Die zu behandelnden Krankheitsbilder sind entweder angeborene Fehlbildungen der Wirbelsäule und anderer Gliedmaßen, entzündete Knochen oder Gelenke oder andere Krankheitsfälle, die durch äußere bewegungseinschränkende Einwirkungen entstanden sind. Dabei sind in der Regel Knochen, Bänder, Gelenke oder Muskeln betroffen.

Ein großer Teil der Orthopädie ist die Kinderorthopädie, da vorallem in jungen Jahren eine viel bessere Aussicht auf Heilung gegeben ist, da sich der Körper noch im Wachstum befindet.
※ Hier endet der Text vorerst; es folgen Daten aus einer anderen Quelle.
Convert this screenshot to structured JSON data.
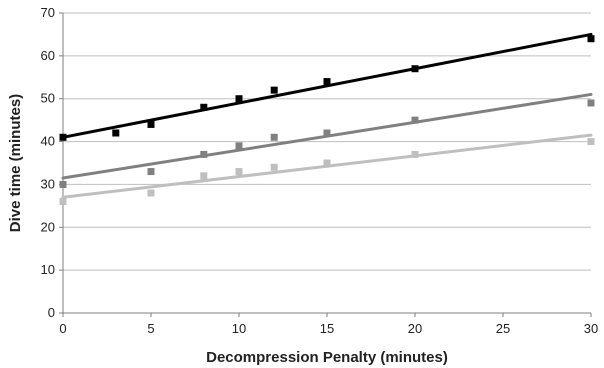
{
  "chart_data": {
    "type": "scatter",
    "title": "",
    "xlabel": "Decompression Penalty (minutes)",
    "ylabel": "Dive time (minutes)",
    "xlim": [
      0,
      30
    ],
    "ylim": [
      0,
      70
    ],
    "x_ticks": [
      0,
      5,
      10,
      15,
      20,
      25,
      30
    ],
    "y_ticks": [
      0,
      10,
      20,
      30,
      40,
      50,
      60,
      70
    ],
    "grid": "horizontal",
    "legend": "none",
    "series": [
      {
        "color": "#000000",
        "points": [
          [
            0,
            41
          ],
          [
            3,
            42
          ],
          [
            5,
            44
          ],
          [
            8,
            48
          ],
          [
            10,
            50
          ],
          [
            12,
            52
          ],
          [
            15,
            54
          ],
          [
            20,
            57
          ],
          [
            30,
            64
          ]
        ],
        "trendline": [
          [
            0,
            41
          ],
          [
            30,
            65
          ]
        ]
      },
      {
        "color": "#808080",
        "points": [
          [
            0,
            30
          ],
          [
            5,
            33
          ],
          [
            8,
            37
          ],
          [
            10,
            39
          ],
          [
            12,
            41
          ],
          [
            15,
            42
          ],
          [
            20,
            45
          ],
          [
            30,
            49
          ]
        ],
        "trendline": [
          [
            0,
            31.5
          ],
          [
            30,
            51
          ]
        ]
      },
      {
        "color": "#bfbfbf",
        "points": [
          [
            0,
            26
          ],
          [
            5,
            28
          ],
          [
            8,
            32
          ],
          [
            10,
            33
          ],
          [
            12,
            34
          ],
          [
            15,
            35
          ],
          [
            20,
            37
          ],
          [
            30,
            40
          ]
        ],
        "trendline": [
          [
            0,
            27
          ],
          [
            30,
            41.5
          ]
        ]
      }
    ]
  }
}
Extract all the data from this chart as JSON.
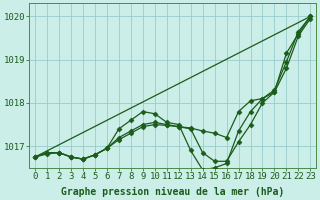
{
  "background_color": "#cceee8",
  "grid_color": "#99cccc",
  "line_color": "#1a5c1a",
  "xlabel": "Graphe pression niveau de la mer (hPa)",
  "ylim": [
    1016.5,
    1020.3
  ],
  "xlim": [
    -0.5,
    23.5
  ],
  "xticks": [
    0,
    1,
    2,
    3,
    4,
    5,
    6,
    7,
    8,
    9,
    10,
    11,
    12,
    13,
    14,
    15,
    16,
    17,
    18,
    19,
    20,
    21,
    22,
    23
  ],
  "yticks": [
    1017,
    1018,
    1019,
    1020
  ],
  "series": [
    {
      "x": [
        0,
        1,
        2,
        3,
        4,
        5,
        6,
        7,
        8,
        9,
        10,
        11,
        12,
        13,
        14,
        15,
        16,
        17,
        18,
        19,
        20,
        21,
        22,
        23
      ],
      "y": [
        1016.75,
        1016.85,
        1016.85,
        1016.75,
        1016.7,
        1016.8,
        1016.95,
        1017.2,
        1017.35,
        1017.5,
        1017.55,
        1017.5,
        1017.45,
        1017.4,
        1016.85,
        1016.65,
        1016.65,
        1017.1,
        1017.5,
        1018.0,
        1018.25,
        1018.8,
        1019.55,
        1019.95
      ],
      "marker": "D",
      "markersize": 2.5,
      "linewidth": 0.9
    },
    {
      "x": [
        0,
        1,
        2,
        3,
        4,
        5,
        6,
        7,
        8,
        9,
        10,
        11,
        12,
        13,
        14,
        15,
        16,
        17,
        18,
        19,
        20,
        21,
        22,
        23
      ],
      "y": [
        1016.75,
        1016.85,
        1016.85,
        1016.75,
        1016.7,
        1016.8,
        1016.95,
        1017.4,
        1017.6,
        1017.8,
        1017.75,
        1017.55,
        1017.5,
        1016.9,
        1016.45,
        1016.5,
        1016.6,
        1017.35,
        1017.8,
        1018.1,
        1018.25,
        1019.15,
        1019.6,
        1020.0
      ],
      "marker": "D",
      "markersize": 2.5,
      "linewidth": 0.9
    },
    {
      "x": [
        0,
        1,
        2,
        3,
        4,
        5,
        6,
        7,
        8,
        9,
        10,
        11,
        12,
        13,
        14,
        15,
        16,
        17,
        18,
        19,
        20,
        21,
        22,
        23
      ],
      "y": [
        1016.75,
        1016.82,
        1016.85,
        1016.75,
        1016.7,
        1016.8,
        1016.95,
        1017.15,
        1017.3,
        1017.45,
        1017.5,
        1017.48,
        1017.45,
        1017.42,
        1017.35,
        1017.3,
        1017.2,
        1017.8,
        1018.05,
        1018.1,
        1018.3,
        1018.95,
        1019.65,
        1020.0
      ],
      "marker": "D",
      "markersize": 2.5,
      "linewidth": 0.9
    },
    {
      "x": [
        0,
        23
      ],
      "y": [
        1016.75,
        1020.0
      ],
      "marker": null,
      "markersize": 0,
      "linewidth": 0.9
    }
  ],
  "title_fontsize": 7,
  "xlabel_fontsize": 7,
  "tick_fontsize": 6.5,
  "figsize": [
    3.2,
    2.0
  ],
  "dpi": 100
}
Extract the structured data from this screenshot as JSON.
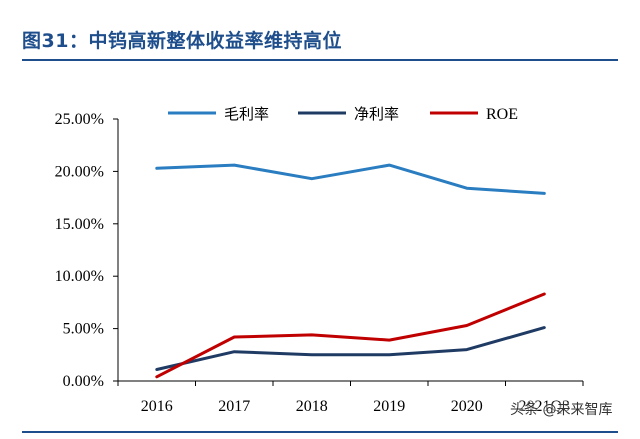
{
  "figure": {
    "title": "图31：中钨高新整体收益率维持高位",
    "watermark": "头条 @未来智库"
  },
  "colors": {
    "title": "#1f4e8c",
    "gross_margin": "#2a7dc0",
    "net_margin": "#1f3b64",
    "roe": "#c00000"
  },
  "chart_data": {
    "type": "line",
    "title": "",
    "xlabel": "",
    "ylabel": "",
    "categories": [
      "2016",
      "2017",
      "2018",
      "2019",
      "2020",
      "2021Q3"
    ],
    "y_ticks": [
      "0.00%",
      "5.00%",
      "10.00%",
      "15.00%",
      "20.00%",
      "25.00%"
    ],
    "ylim": [
      0,
      25
    ],
    "y_unit": "%",
    "grid": false,
    "legend_position": "top",
    "series": [
      {
        "name": "毛利率",
        "color": "#2a7dc0",
        "values": [
          20.3,
          20.6,
          19.3,
          20.6,
          18.4,
          17.9
        ]
      },
      {
        "name": "净利率",
        "color": "#1f3b64",
        "values": [
          1.1,
          2.8,
          2.5,
          2.5,
          3.0,
          5.1
        ]
      },
      {
        "name": "ROE",
        "color": "#c00000",
        "values": [
          0.4,
          4.2,
          4.4,
          3.9,
          5.3,
          8.3
        ]
      }
    ]
  }
}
Ein sehr bekanntes Bild in der Orthopädie, das gerne als Beispiel genommen wird, ist die Begradigung eines kleinen Baumes. Stellen Sie sich vor, ein Baum wächst jahrelang schief. Dann ist es sehr schwierig, den Baum im Nachhinein gerade zu bekommen. Leitet man aber einen jungen Baum mit Bändern an einem Stab entlang, wächst er von Anfang an gerade. Diese Metapher ist ein gutes Bild für die Kinderorthopädie.

Jedoch werden nicht nur Schienen, Verbände oder andere physische Hilfsmittel benutzt. Lokale Injektionen und pharmakologische Therapien können in der Orthopädie ebenfalls gute Ergebnisse erzielen.